Les deux principaux prétendants sont l'actuel vice-président Cyril Ramaphosa, réputé modéré et proche des milieux d'affaires, et l'ex-patronne de l'Union africaine (UA), Nkosazana Dlamini-Zuma, qui a le soutien de son ancien époux, Jacob Zuma.

Cette course nourrit de vives tensions au sein de l'ANC.

"Je pense qu'il y a un risque d'éclatement mais un peu plus tard", a estimé l'analyste Peter Fabricius, de l'Institut pour les études de sécurité (ISS) de Pretoria.

"Zuma fait tout pour empêcher Ramaphosa de prendre le pouvoir.
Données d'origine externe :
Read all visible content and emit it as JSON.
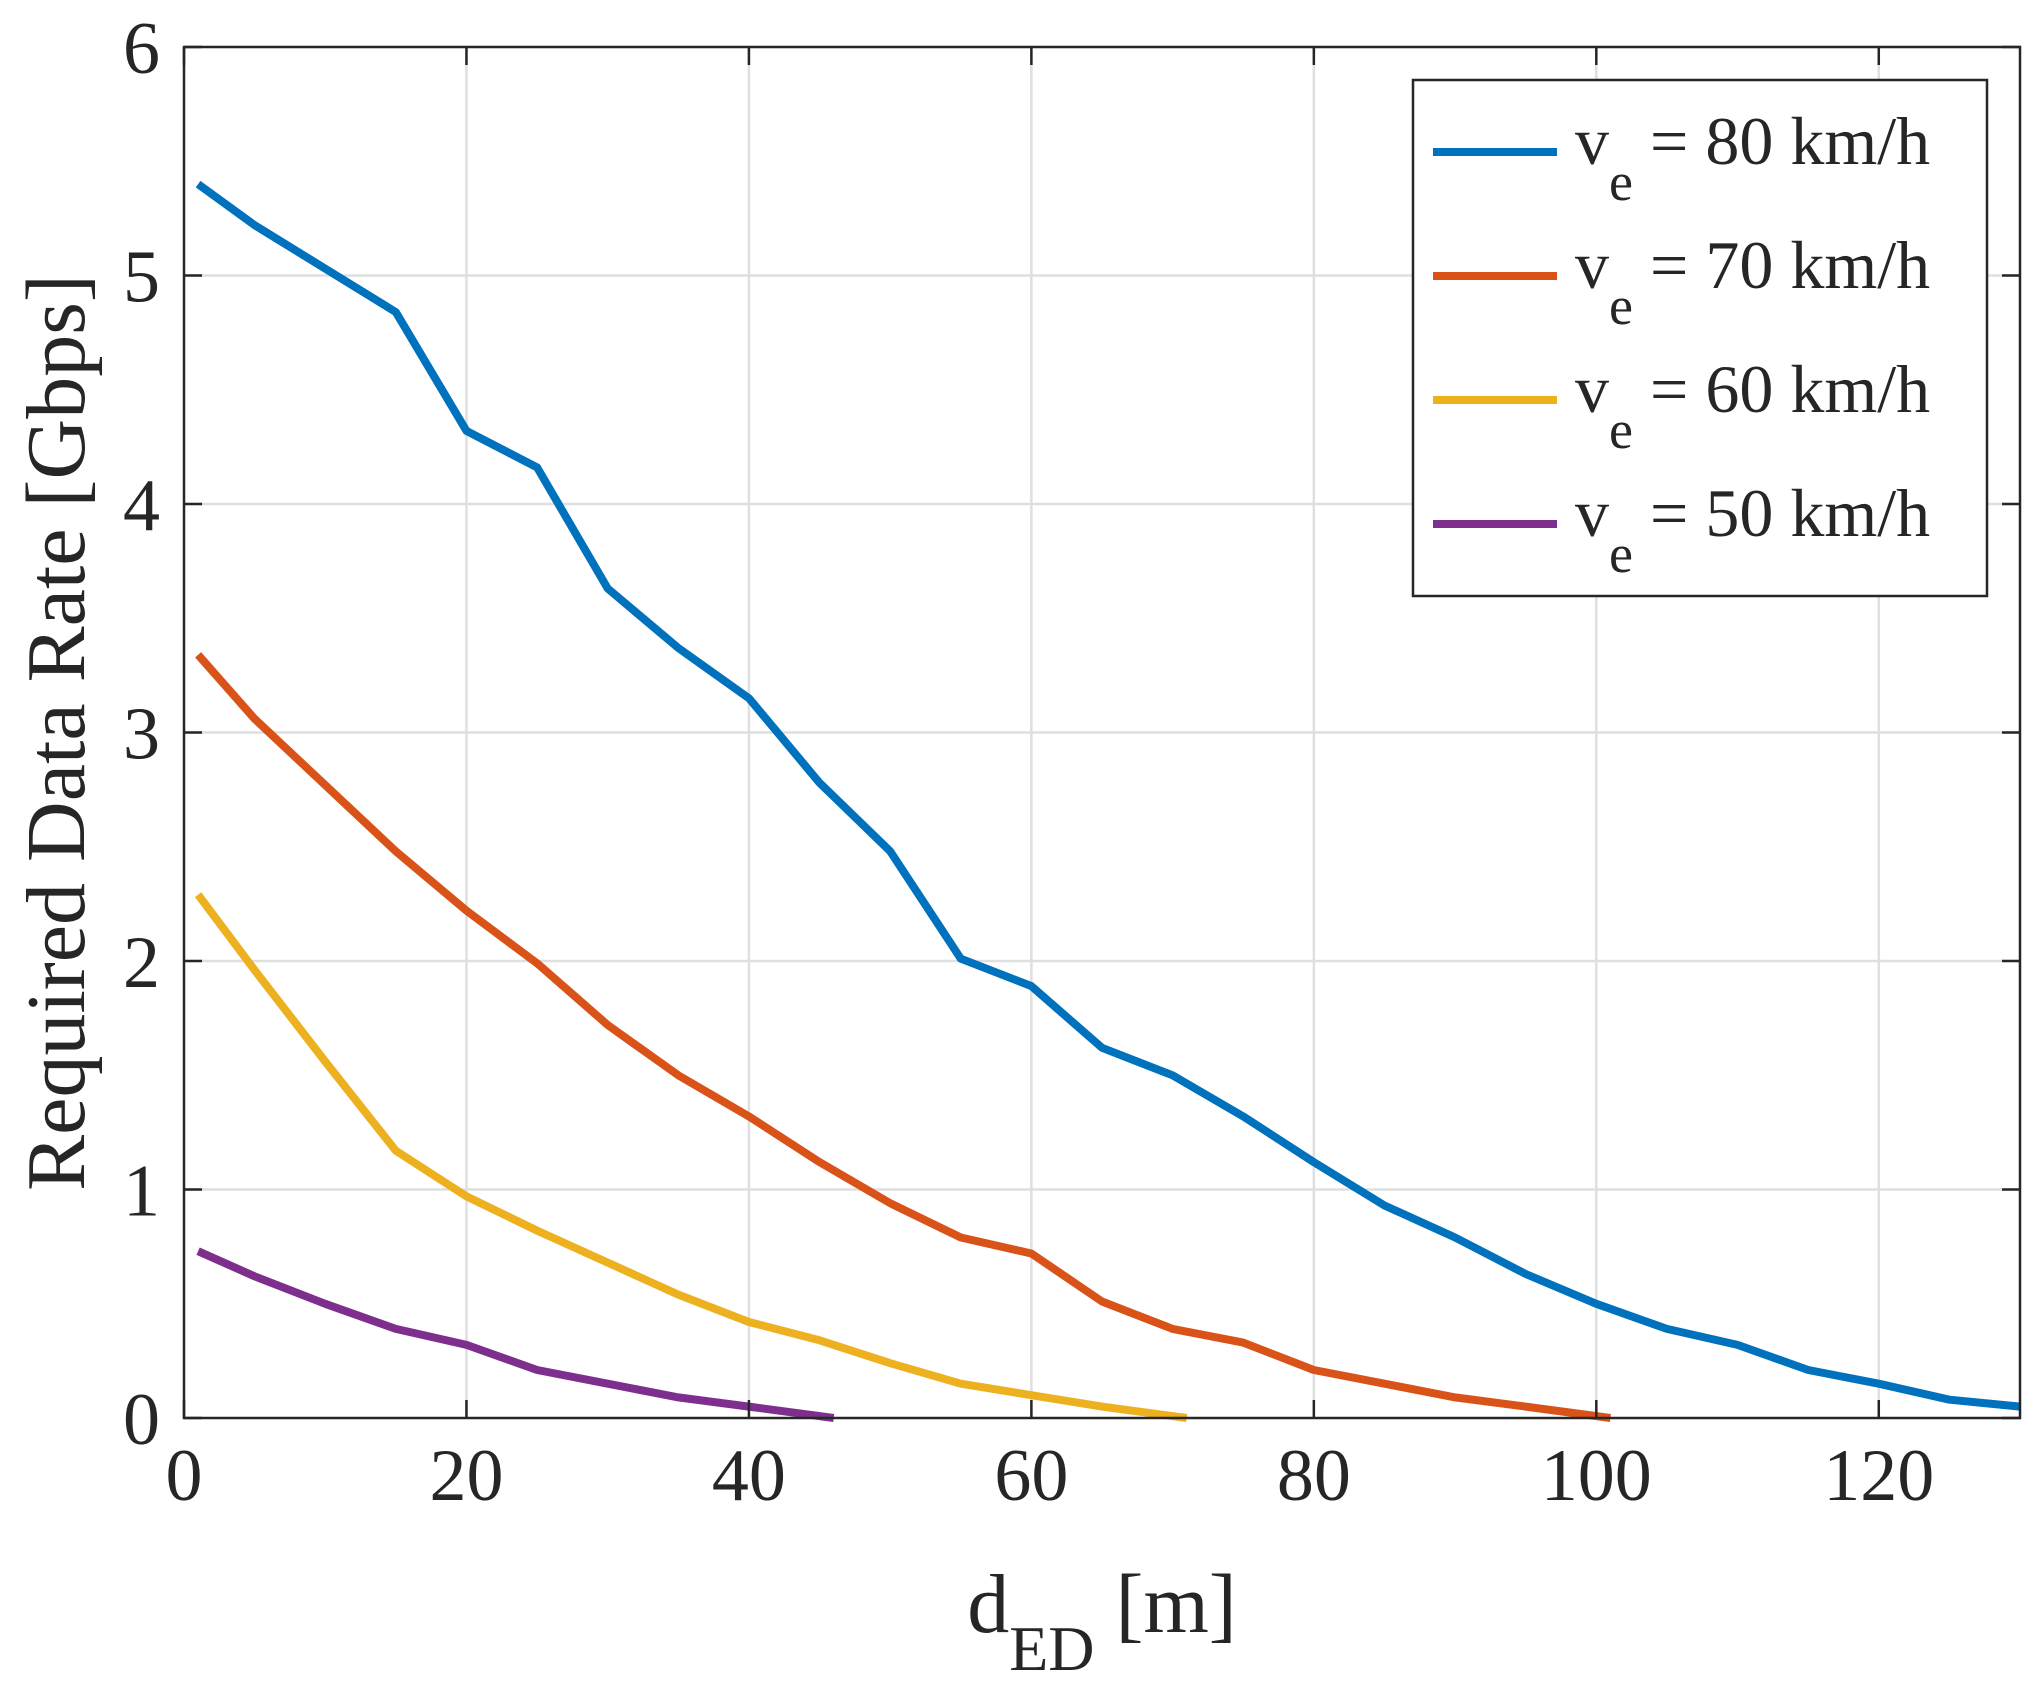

D'ici au mois de décembre, la course à la succession peut devenir vraiment violente voire saignante si Zuma se rend compte qu'il peut la perdre", a-t-il déclaré à l'AFP.

Le chef de l'Etat a suggéré mercredi d'élargir l'état-major du parti en nommant un deuxième vice-président pour mieux représenter l'ensemble de ses sensibilités.

"Nous sommes d'accord sur le fait que notre parti ne peut plus se permettre de mettre sur la touche les dirigeants qui bénéficient du soutien d'un nombre significatif de ses membres", a-t-il dit.

L'ANC a essuyé un cinglant revers électoral lors des élections locales d'août 2016, où elle a cédé à une coalition de l'opposition le contrôle d'une série de municipalités emblématiques, comme Johannesburg et Pretoria.

L'opposition ne cache plus son ambition de faire tomber l'ANC en 2019. Elle a en outre déposé une nouvelle motion de défiance contre M. Zuma, qui sera débattue le 8 août devant le Parlement.